En medio del desbarajuste, vamos a empezar por alguien que nos ponga a casi todos de acuerdo. Nos lo debemos. No es otro, claro, que Trump. Ni los que nunca fuesen muy proclives a Obama o Hillary se sienten cómodos con Donald, salvo que hablemos del pato. Bien, pues hay un político en activo que concita un parecido plebiscito, pero a favor, y en el que numerosa plebe ve la antítesis del gachó aludido. No hace falta decirles que la ubicación de este mirlo blanco pilla lejos. Es progresista, católico, feminista de tomo y lomo, defiende el matrimonio homosexual, quiere la diversidad linguística de verdad, da la bienvenida a miles de refugiados sirios, mide 1,88, es guapete, culto, cuenta con coco de aúpa, tiene un piquito de oro y, después de dos años al frente del Gobierno, nadie ha sido capaz de sacarle un marrón ni siquiera los suyos por lo que es aún más popular que cuando ganó. Se llama Justin Trudeau, pero cálmense; los canadienses han dicho que es para ellos.

Su país cuenta con la segunda comunidad mexicana más grande en el exterior y él sí que va a ese país para abordar asuntos referentes a la competitividad, emprendimiento e innovación así como el fortalecimiento de flujos comerciales. Tuvo una educación privilegiada y, como su padre le precedió en el cargo, de chaval vio por casa a los Reagan, Lady Di, Olof Palme, Thatcher... Fue precisamente en el funeral de Pierre Trudeau donde, siendo maestro y ni ganas de dedicarse a la cosa pública, dejó con su intervención boquiabiertos a los Leonard Cohen, Fidel y Carter, que ya es.

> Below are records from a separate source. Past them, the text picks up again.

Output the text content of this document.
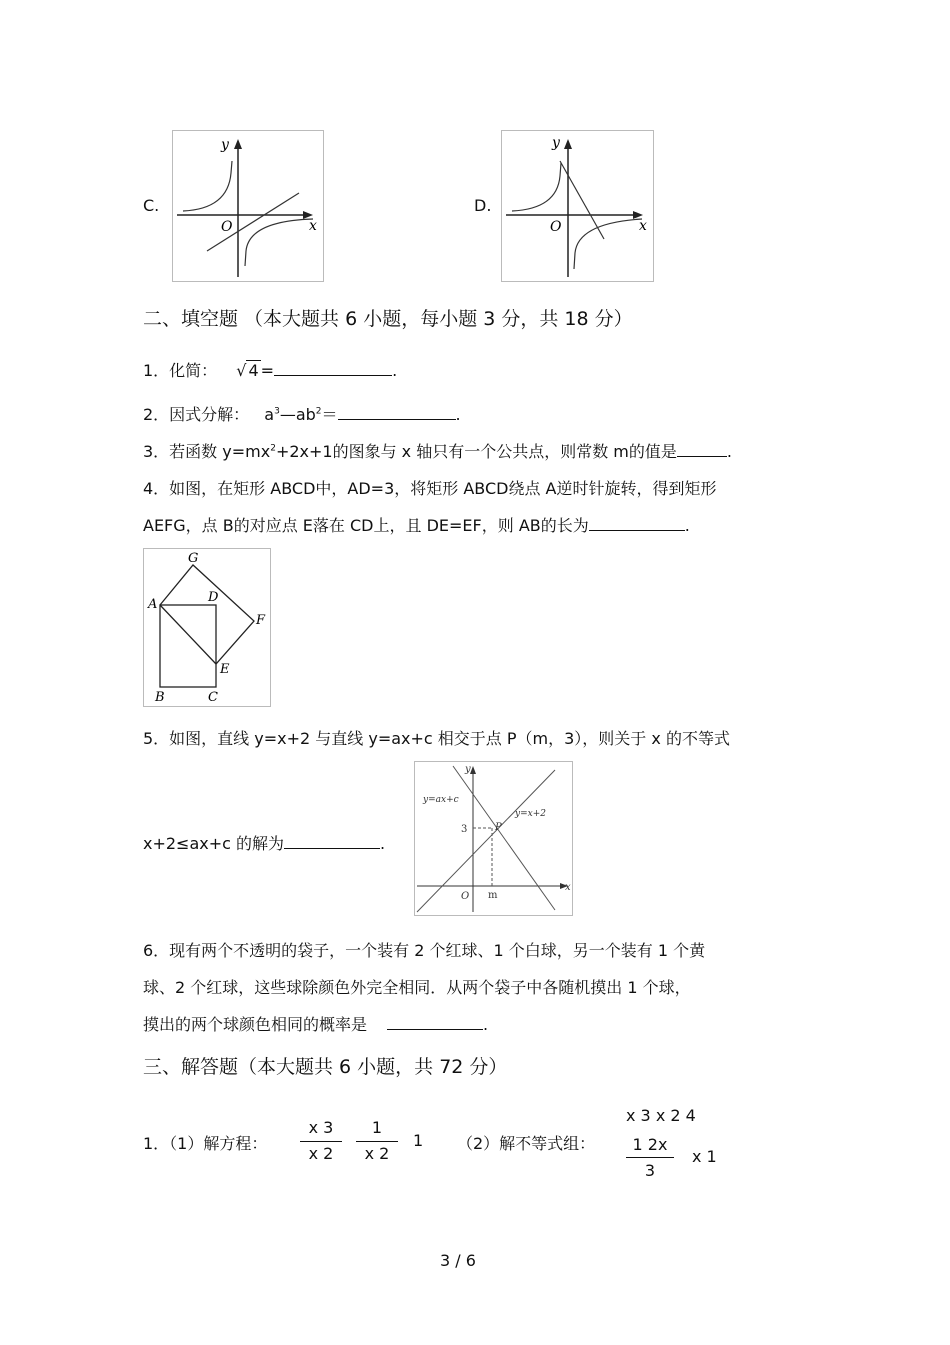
C.
y
x
O
D.
y
x
O
二、填空题 （本大题共 6 小题，每小题 3 分，共 18 分）
1．化简： √ 4 =	.
2．因式分解： $a^3—ab^2=$	.
3．若函数 $y=mx^2+2x+1$的图象与 x 轴只有一个公共点，则常数 m的值是	.
4．如图，在矩形 ABCD中，AD=3，将矩形 ABCD绕点 A逆时针旋转，得到矩形
AEFG，点 B的对应点 E落在 CD上，且 DE=EF，则 AB的长为	.
A
B	C
D
E
F
G
5．如图，直线 y=x+2 与直线 y=ax+c 相交于点 P（m，3），则关于 x 的不等式
x+2≤ax+c 的解为	.
y=ax+c
y=x+2
3
m
P
x
y
O
6．现有两个不透明的袋子，一个装有 2 个红球、1 个白球，另一个装有 1 个黄
球、2 个红球，这些球除颜色外完全相同．从两个袋子中各随机摸出 1 个球，
摸出的两个球颜色相同的概率是	.
三、解答题（本大题共 6 小题，共 72 分）
1．（1）解方程：
x 3
x 2
1
x 2
1 （2）解不等式组：
x 3 x 2 4
1 2x
3
x 1
3 / 6
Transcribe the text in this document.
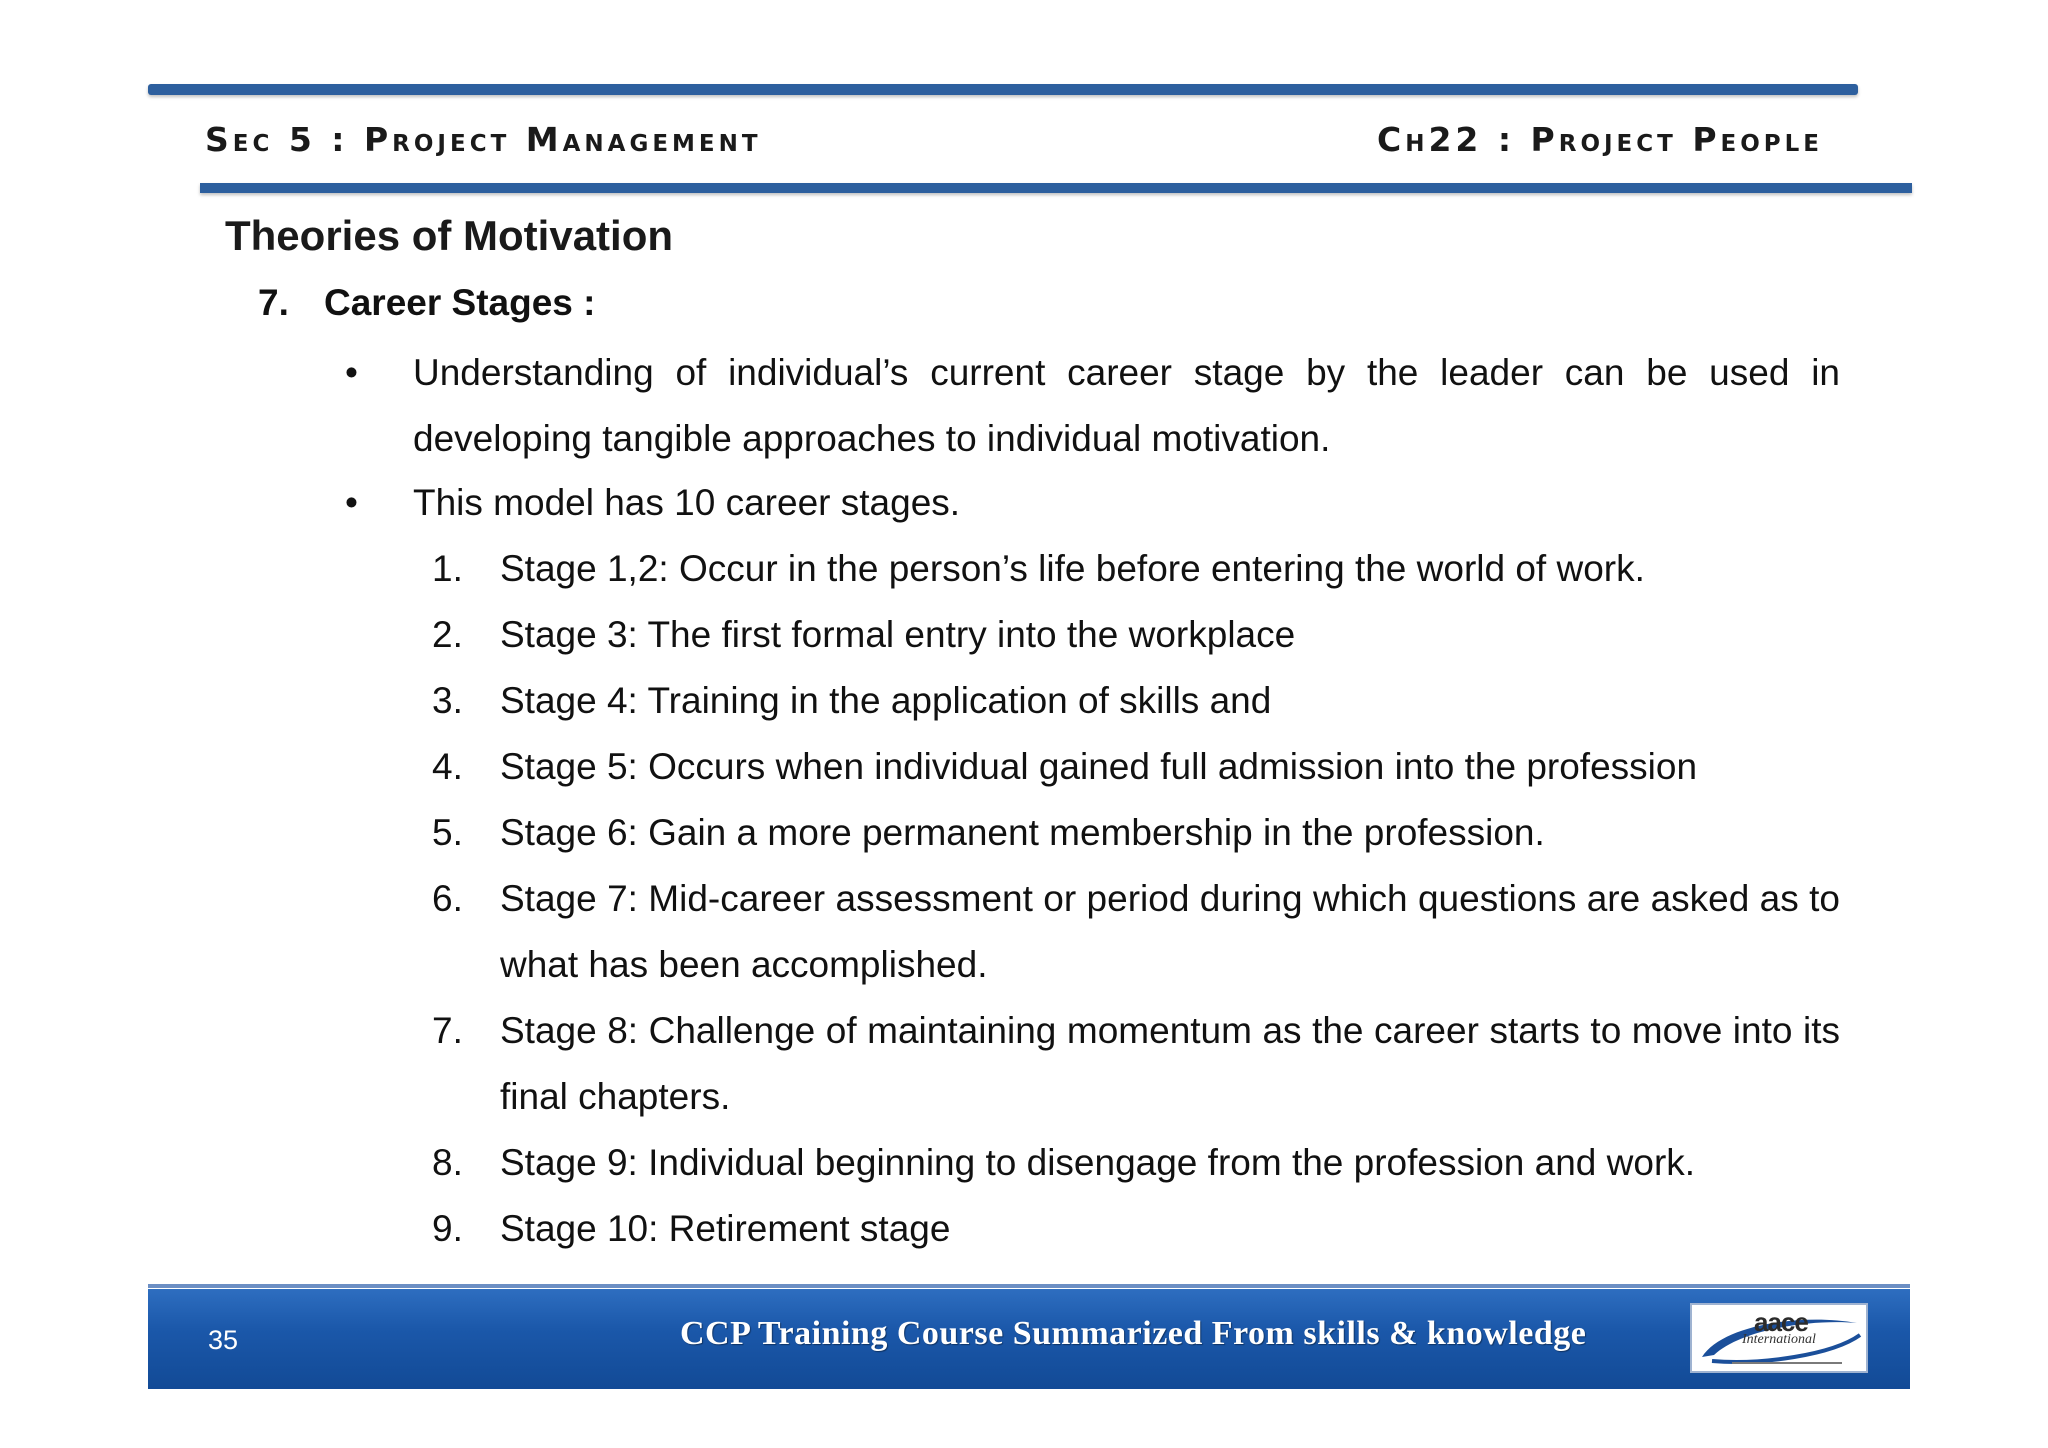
Sec 5 : Project Management	Ch22 : Project People
Theories of Motivation
7. Career Stages :
•	Understanding of individual’s current career stage by the leader can be used in developing tangible approaches to individual motivation.
•	This model has 10 career stages.
1. Stage 1,2: Occur in the person’s life before entering the world of work.
2. Stage 3: The first formal entry into the workplace
3. Stage 4: Training in the application of skills and
4. Stage 5: Occurs when individual gained full admission into the profession
5. Stage 6: Gain a more permanent membership in the profession.
6. Stage 7: Mid-career assessment or period during which questions are asked as to what has been accomplished.
7. Stage 8: Challenge of maintaining momentum as the career starts to move into its final chapters.
8. Stage 9: Individual beginning to disengage from the profession and work.
9. Stage 10: Retirement stage
35	CCP Training Course Summarized From skills & knowledge	aace
International
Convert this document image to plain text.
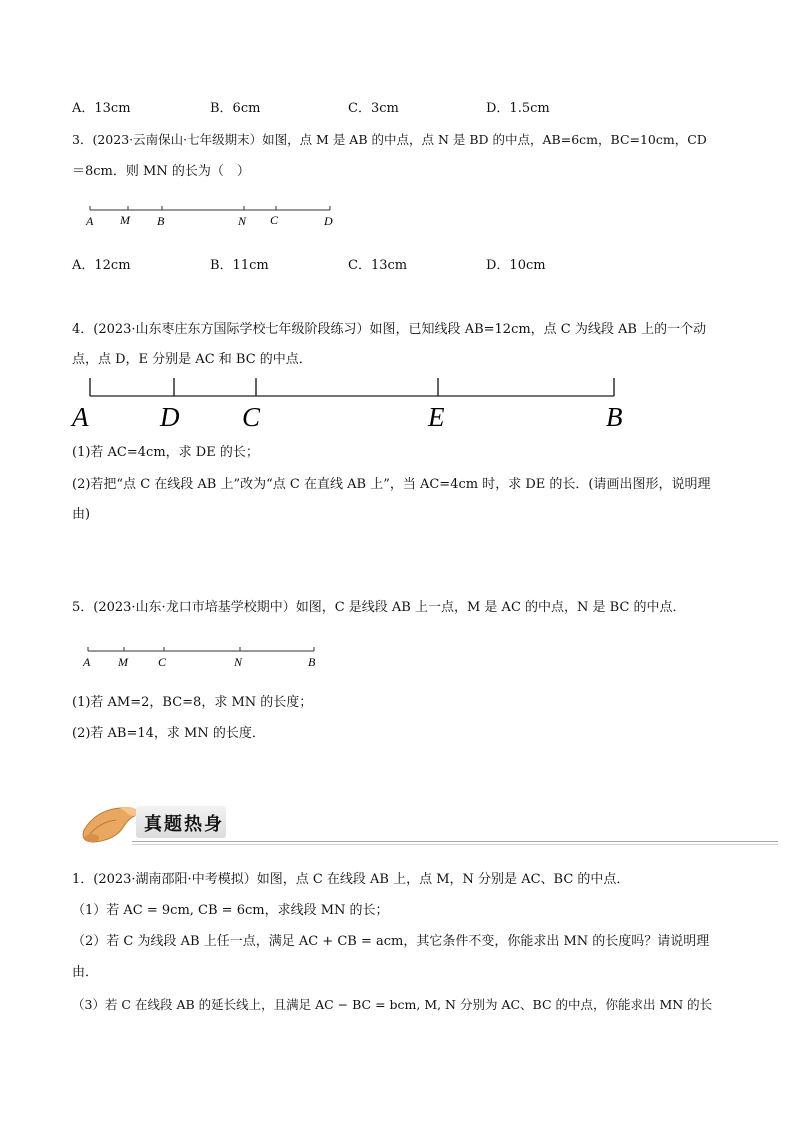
A．13cm	B．6cm	C．3cm	D．1.5cm
3．(2023·云南保山·七年级期末）如图，点 M 是 AB 的中点，点 N 是 BD 的中点，AB=6cm，BC=10cm，CD
＝8cm．则 MN 的长为（　）
A M B	N C	D
A．12cm	B．11cm	C．13cm	D．10cm
4．(2023·山东枣庄东方国际学校七年级阶段练习）如图，已知线段 AB=12cm，点 C 为线段 AB 上的一个动
点，点 D，E 分别是 AC 和 BC 的中点．
A	D C	E	B
(1)若 AC=4cm，求 DE 的长；
(2)若把“点 C 在线段 AB 上”改为“点 C 在直线 AB 上”，当 AC=4cm 时，求 DE 的长．(请画出图形，说明理
由)
5．(2023·山东·龙口市培基学校期中）如图，C 是线段 AB 上一点，M 是 AC 的中点，N 是 BC 的中点．
A M	C	N	B
(1)若 AM=2，BC=8，求 MN 的长度；
(2)若 AB=14，求 MN 的长度．
真题热身
1．(2023·湖南邵阳·中考模拟）如图，点 C 在线段 AB 上，点 M，N 分别是 AC、BC 的中点．
（1）若 AC = 9cm, CB = 6cm，求线段 MN 的长；
（2）若 C 为线段 AB 上任一点，满足 AC + CB = acm，其它条件不变，你能求出 MN 的长度吗？请说明理
由．
（3）若 C 在线段 AB 的延长线上，且满足 AC − BC = bcm, M, N 分别为 AC、BC 的中点，你能求出 MN 的长
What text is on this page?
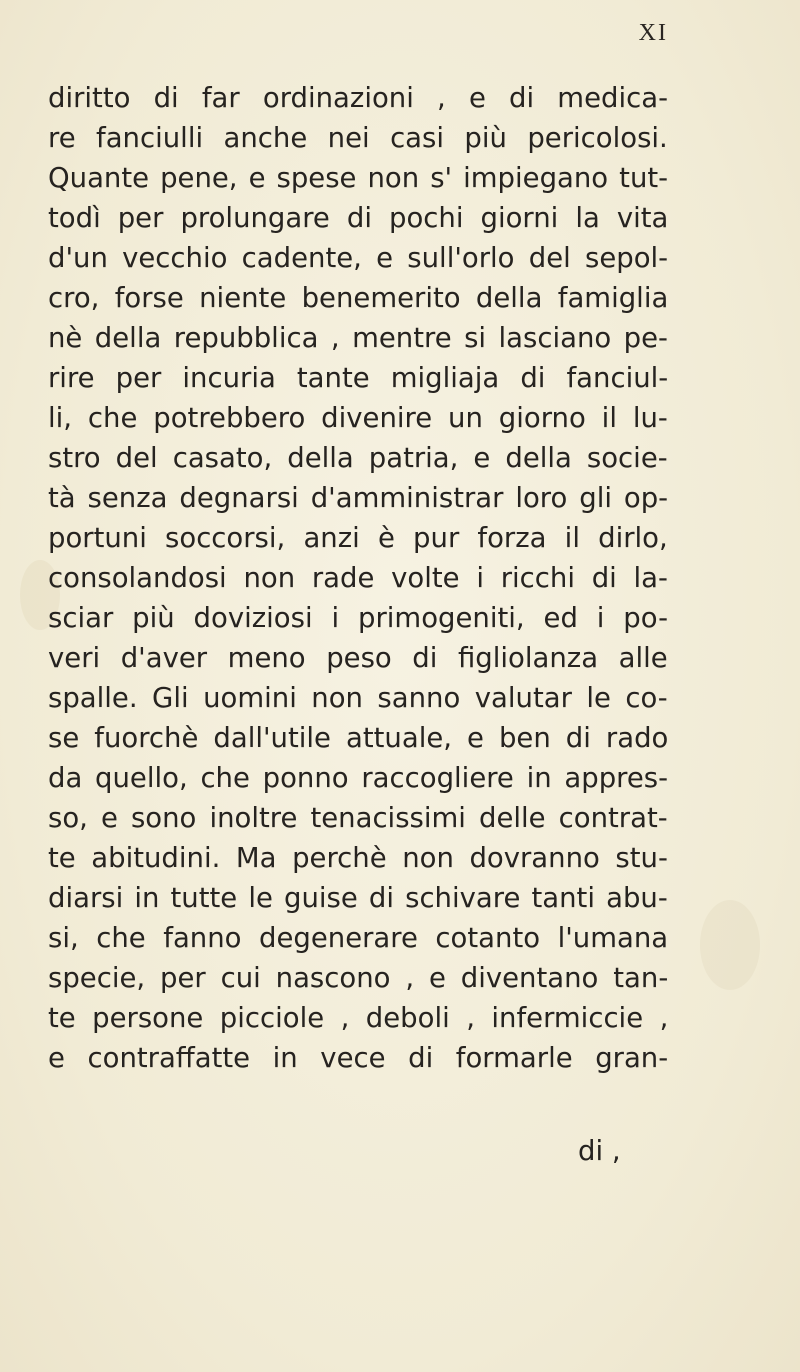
XI
diritto di far ordinazioni , e di medica-
re fanciulli anche nei casi più pericolosi.
Quante pene, e spese non s' impiegano tut-
todì per prolungare di pochi giorni la vita
d'un vecchio cadente, e sull'orlo del sepol-
cro, forse niente benemerito della famiglia
nè della repubblica , mentre si lasciano pe-
rire per incuria tante migliaja di fanciul-
li, che potrebbero divenire un giorno il lu-
stro del casato, della patria, e della socie-
tà senza degnarsi d'amministrar loro gli op-
portuni soccorsi, anzi è pur forza il dirlo,
consolandosi non rade volte i ricchi di la-
sciar più doviziosi i primogeniti, ed i po-
veri d'aver meno peso di figliolanza alle
spalle. Gli uomini non sanno valutar le co-
se fuorchè dall'utile attuale, e ben di rado
da quello, che ponno raccogliere in appres-
so, e sono inoltre tenacissimi delle contrat-
te abitudini. Ma perchè non dovranno stu-
diarsi in tutte le guise di schivare tanti abu-
si, che fanno degenerare cotanto l'umana
specie, per cui nascono , e diventano tan-
te persone picciole , deboli , infermiccie ,
e contraffatte in vece di formarle gran-
di ,
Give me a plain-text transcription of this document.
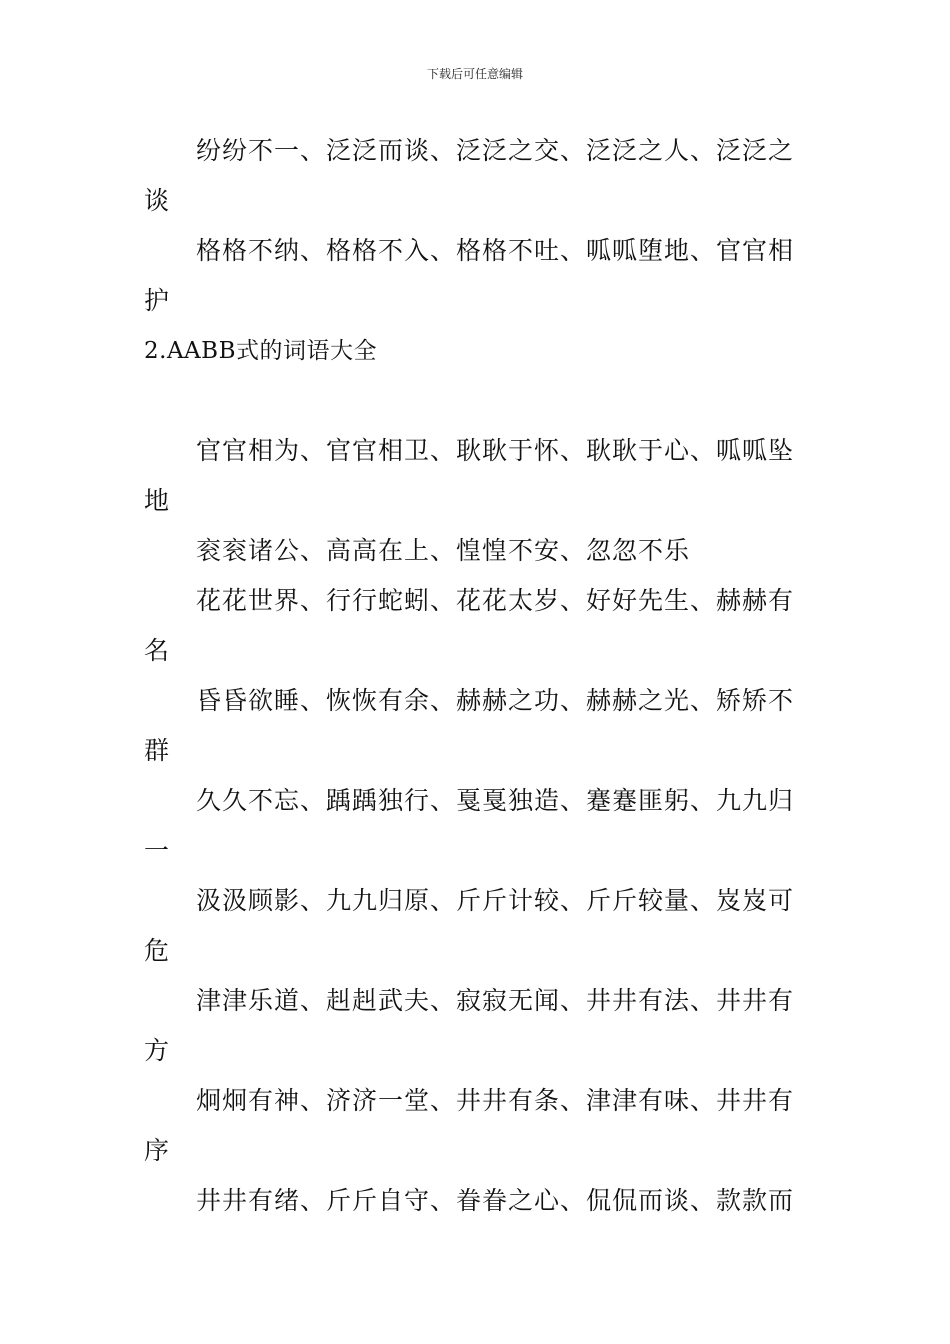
下载后可任意编辑

纷纷不一、泛泛而谈、泛泛之交、泛泛之人、泛泛之谈

格格不纳、格格不入、格格不吐、呱呱堕地、官官相护

2.AABB式的词语大全

官官相为、官官相卫、耿耿于怀、耿耿于心、呱呱坠地

衮衮诸公、高高在上、惶惶不安、忽忽不乐

花花世界、行行蛇蚓、花花太岁、好好先生、赫赫有名

昏昏欲睡、恢恢有余、赫赫之功、赫赫之光、矫矫不群

久久不忘、踽踽独行、戛戛独造、蹇蹇匪躬、九九归一

汲汲顾影、九九归原、斤斤计较、斤斤较量、岌岌可危

津津乐道、赳赳武夫、寂寂无闻、井井有法、井井有方

炯炯有神、济济一堂、井井有条、津津有味、井井有序

井井有绪、斤斤自守、眷眷之心、侃侃而谈、款款而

Aunque con retraso, acaban de publicarse sus memorias en España y, por lo que al referéndum por la independencia de Quebec respecta, señala la criatura: «Cuánto hubiera cambiado nuestra nación si solo 27.145 votantes a favor del 'no' hubieran decidido apoyar a los separatistas; es probable que hoy no existiera Canadá». ¿Por qué cuento esto? Y yo qué sé. Se me habrá ido el santo al cielo.